The next day, she developed a high fever. A friend took her to
the St. Carolus Hospital in Central Jakarta.

Once again, the nurses appeared to panic upon learning that
she had just arrived back from Hong Kong.

"I was almost unconscious due to the fever. But vaguely I
could hear them screaming after they checked my temperature:
'Thirty nine degrees!'," she recounted.

One of the SARS symptoms is a temperature of over 38 degrees
Celsius.

The hospital suggested that she go to the RSPI. But instead,
Nurul went to the nearby Cipto Mangunkusumo Hospital (RSCM).

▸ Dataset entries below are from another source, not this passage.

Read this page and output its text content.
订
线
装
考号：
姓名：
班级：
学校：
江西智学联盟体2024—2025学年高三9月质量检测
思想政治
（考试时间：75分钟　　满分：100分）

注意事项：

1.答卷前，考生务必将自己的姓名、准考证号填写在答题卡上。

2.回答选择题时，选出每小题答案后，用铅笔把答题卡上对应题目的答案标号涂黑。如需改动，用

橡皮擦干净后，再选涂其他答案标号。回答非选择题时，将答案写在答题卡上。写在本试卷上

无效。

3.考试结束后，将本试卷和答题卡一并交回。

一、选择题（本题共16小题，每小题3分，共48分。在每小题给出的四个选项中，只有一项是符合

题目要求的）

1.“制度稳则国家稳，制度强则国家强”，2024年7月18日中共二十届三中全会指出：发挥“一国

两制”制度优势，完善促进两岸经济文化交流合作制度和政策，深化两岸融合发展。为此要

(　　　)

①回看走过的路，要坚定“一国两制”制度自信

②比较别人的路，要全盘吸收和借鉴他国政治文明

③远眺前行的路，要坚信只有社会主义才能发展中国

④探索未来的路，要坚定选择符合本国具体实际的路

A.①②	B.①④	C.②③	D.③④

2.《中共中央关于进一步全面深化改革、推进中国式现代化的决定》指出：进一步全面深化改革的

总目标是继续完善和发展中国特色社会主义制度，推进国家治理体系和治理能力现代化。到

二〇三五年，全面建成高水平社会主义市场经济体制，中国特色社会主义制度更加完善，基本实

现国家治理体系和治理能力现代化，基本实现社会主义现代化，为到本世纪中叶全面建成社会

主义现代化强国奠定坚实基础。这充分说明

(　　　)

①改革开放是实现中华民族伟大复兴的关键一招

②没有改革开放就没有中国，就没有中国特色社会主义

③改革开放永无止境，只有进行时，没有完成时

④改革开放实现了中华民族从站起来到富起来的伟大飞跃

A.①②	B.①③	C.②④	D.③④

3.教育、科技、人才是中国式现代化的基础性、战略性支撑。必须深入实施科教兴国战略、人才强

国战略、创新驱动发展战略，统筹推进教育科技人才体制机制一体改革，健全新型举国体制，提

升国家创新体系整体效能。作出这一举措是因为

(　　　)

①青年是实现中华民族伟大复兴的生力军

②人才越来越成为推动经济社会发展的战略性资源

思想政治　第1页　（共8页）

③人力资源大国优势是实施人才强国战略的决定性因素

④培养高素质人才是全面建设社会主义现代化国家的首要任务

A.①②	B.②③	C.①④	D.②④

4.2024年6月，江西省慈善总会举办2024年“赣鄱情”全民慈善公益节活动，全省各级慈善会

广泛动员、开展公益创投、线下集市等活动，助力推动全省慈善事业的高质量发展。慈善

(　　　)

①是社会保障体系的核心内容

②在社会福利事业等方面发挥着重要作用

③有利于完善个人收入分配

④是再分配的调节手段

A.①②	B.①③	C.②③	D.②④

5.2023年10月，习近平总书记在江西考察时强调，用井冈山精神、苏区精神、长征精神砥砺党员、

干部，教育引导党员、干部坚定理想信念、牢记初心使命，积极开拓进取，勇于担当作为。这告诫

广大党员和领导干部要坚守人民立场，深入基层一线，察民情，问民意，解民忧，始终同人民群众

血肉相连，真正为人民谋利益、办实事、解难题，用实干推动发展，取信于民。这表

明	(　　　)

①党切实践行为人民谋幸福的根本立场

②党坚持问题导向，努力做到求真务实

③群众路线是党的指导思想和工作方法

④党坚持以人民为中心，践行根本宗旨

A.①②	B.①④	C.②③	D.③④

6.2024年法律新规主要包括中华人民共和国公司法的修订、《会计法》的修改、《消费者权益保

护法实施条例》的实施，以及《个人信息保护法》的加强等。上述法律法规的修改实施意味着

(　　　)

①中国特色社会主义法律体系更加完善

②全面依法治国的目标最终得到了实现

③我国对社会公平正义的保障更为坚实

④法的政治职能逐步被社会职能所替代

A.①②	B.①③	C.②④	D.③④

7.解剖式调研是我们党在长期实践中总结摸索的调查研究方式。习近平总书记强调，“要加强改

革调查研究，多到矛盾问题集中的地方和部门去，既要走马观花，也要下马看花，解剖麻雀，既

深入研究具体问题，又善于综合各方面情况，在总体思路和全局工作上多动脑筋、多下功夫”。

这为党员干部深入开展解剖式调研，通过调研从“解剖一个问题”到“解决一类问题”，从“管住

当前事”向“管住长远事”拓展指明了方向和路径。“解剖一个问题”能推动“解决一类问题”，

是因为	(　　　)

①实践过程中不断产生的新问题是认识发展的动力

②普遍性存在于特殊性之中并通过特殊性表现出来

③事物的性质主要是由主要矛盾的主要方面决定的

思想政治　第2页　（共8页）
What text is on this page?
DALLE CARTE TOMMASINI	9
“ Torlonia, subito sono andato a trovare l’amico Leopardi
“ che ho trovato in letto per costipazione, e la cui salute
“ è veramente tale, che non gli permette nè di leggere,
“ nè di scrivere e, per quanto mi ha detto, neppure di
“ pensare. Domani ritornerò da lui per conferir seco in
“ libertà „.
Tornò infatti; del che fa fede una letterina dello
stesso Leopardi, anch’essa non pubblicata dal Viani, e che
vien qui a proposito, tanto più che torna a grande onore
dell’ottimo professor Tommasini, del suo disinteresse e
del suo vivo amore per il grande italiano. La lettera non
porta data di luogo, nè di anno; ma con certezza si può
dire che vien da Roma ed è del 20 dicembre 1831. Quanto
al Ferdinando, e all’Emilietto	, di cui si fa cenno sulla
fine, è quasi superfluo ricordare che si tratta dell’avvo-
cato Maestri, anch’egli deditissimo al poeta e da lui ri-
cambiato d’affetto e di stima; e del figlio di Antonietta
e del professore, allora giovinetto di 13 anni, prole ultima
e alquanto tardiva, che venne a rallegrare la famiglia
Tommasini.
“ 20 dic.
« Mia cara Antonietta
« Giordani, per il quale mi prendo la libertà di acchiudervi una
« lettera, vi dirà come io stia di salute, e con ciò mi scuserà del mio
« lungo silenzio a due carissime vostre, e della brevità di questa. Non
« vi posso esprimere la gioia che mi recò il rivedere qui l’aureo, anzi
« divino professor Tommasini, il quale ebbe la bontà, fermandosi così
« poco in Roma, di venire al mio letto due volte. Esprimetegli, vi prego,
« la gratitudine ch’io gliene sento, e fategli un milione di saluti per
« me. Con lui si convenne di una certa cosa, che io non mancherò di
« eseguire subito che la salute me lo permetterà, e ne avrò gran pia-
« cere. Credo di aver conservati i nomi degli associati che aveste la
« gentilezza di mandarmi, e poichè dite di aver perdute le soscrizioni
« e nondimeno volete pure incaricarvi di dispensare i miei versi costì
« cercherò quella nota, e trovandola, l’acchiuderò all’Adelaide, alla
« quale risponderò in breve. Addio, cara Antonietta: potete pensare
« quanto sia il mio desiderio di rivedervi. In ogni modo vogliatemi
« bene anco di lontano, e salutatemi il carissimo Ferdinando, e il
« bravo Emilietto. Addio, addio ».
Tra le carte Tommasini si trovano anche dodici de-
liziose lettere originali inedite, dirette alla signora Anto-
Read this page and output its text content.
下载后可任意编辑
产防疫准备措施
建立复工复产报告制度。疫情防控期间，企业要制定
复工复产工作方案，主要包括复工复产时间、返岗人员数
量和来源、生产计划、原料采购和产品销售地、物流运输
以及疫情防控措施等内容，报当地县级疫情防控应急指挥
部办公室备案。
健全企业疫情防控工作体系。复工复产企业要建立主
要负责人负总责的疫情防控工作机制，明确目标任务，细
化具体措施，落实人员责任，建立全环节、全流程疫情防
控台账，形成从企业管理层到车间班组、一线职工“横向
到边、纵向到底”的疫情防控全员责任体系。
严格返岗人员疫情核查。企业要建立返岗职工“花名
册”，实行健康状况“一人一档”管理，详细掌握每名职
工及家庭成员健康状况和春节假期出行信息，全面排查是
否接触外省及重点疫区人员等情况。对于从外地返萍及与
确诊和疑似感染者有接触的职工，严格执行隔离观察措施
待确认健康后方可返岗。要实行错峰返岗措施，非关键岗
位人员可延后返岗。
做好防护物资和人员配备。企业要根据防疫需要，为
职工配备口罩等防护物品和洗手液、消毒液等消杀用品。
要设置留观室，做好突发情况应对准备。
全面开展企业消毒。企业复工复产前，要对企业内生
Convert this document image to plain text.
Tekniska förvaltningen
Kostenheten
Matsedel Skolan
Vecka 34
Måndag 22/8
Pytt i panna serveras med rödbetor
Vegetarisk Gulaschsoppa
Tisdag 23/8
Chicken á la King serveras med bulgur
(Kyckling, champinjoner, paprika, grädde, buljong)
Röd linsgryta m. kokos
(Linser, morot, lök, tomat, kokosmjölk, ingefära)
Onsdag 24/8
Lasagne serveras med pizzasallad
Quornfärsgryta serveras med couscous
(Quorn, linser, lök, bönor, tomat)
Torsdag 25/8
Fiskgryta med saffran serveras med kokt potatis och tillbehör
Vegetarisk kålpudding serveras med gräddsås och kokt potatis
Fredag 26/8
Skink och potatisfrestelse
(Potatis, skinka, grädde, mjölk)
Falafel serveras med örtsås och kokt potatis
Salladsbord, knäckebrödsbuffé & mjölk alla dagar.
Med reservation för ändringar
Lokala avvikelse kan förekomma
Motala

"At that time I knew I didn't have SARS as I had a sore
throat, not the SARS symptoms. Besides, I already had a checkup
with a specialist in Hong Kong before I returned to Indonesia,
and he said I was OK," Nurul said.

In the RSCM, her friend had to argue with a doctor for about
an hour to convince him that Nurul had a sore throat, not SARS
symptoms.

Finally, the doctor examined her and found she was suffering
from a throat infection. He then gave her some antibiotics.

"I consider myself educated, someone who can speak for
herself. Yet, these nurses and doctors treated me like a
criminal. You can just imagine what would happen to a migrant
worker in such a situation," she said.

A public relations officer at the Persahabatan Hospital, who
requested anonymity, said that based on hospital policy, patients
who needed a SARS test, except for the indigent, had to pay for
it.

Meanwhile, a spokesperson for the St Carolus Hospital, Endang
Suryatna, said that according to the standard operating
procedures issued by the Jakarta Health Agency, patients with
SARS symptoms who had just arrived from affected areas had to be
transferred to a designated hospital.